Hasbro also expands into the video games arena.
Hasbro is a huge media corporation, controlling IP across toys, board games, and TV shows. They’ve recently begun the move to produce video games based on some of their brands, beginning with opening a AAA game division and studio. Hasbro’s Wizards of the Coast, currently responsible for games like Dungeons & Dragons or Magic the Gathering, will take the helm of the New Raleigh-Durham Studio. It is based in North Carolina, and the division will be focused on both console and PC games that are based on Hasbro properties. Hasbro has already announced some of the franchises that will be getting a AAA game – Transformers, G.I. Joe, Micronauts, and even Ouija, but the possibilities beyond that are almost endless.
China’s restrictions on gaming tighten further.
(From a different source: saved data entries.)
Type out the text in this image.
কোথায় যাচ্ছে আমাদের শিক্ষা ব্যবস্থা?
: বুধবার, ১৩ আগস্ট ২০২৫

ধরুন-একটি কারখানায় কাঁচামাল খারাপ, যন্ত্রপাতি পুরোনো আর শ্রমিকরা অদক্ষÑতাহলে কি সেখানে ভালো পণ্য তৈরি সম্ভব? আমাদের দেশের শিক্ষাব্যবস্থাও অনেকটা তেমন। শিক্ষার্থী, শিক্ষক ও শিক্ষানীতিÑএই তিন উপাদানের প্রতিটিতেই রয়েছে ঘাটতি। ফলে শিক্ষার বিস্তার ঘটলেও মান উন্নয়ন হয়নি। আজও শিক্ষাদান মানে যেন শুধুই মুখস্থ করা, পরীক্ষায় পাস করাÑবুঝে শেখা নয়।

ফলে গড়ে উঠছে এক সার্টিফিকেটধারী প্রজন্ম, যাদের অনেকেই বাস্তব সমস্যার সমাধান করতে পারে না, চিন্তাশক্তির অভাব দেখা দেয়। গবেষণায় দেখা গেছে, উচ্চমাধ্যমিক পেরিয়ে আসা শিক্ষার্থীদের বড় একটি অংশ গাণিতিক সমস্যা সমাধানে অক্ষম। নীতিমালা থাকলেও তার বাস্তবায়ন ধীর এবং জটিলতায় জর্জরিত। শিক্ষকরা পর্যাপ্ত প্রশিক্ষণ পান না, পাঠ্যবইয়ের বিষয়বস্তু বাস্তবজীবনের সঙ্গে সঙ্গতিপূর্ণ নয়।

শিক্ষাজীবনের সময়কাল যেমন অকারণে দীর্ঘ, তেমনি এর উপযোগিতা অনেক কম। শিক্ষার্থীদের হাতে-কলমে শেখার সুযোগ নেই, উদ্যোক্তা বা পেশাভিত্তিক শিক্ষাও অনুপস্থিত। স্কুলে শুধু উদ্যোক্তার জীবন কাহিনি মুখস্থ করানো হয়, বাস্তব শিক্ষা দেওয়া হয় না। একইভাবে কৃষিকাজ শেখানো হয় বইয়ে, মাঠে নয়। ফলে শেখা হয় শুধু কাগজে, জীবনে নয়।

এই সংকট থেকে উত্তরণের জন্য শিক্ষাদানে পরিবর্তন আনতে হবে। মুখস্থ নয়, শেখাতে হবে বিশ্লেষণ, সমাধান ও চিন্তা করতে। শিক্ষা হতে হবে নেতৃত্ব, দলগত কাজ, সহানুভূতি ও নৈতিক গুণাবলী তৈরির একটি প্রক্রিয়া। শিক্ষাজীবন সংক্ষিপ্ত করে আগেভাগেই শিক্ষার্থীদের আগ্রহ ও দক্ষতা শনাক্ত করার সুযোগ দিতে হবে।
In recent weeks we’ve seen strict regulations introduced in China limiting the time people can spend playing video games and what sort of content is allowed in Chinese video games. On Monday the 27th China released it’s 10-Year national guidelines for children’s development, detailing more rules and steps to better classify games, review content, limit game time and protect children’s personal information and privacy. They also called on operators who provide online services including social media, live streaming, audio and video streaming to limit the time and money minors spend online. Despite potential negative impacts most of China’s gaming companies have come on board with these changes, more than 200 recently making a pledge to remain compliant with the new regulations, to self-regulate within the industry, and to ban content depicting “sissy men,” “gay love” and “money worship,” as well as those deemed “politically harmful” or “historically nihilistic.” While most are compliant, some companies have been looking for loopholes to exploit. To combat this, China has launched a new website for citizens to report rule-breaking. Many consumers have expressed discontent with the new rules on social media. Some pointed out that the age of sexual consent, at 14, was now four years younger than the age at which people can game without limit. Unfortunately for them, it seems restrictions will only tighten for the foreseeable future.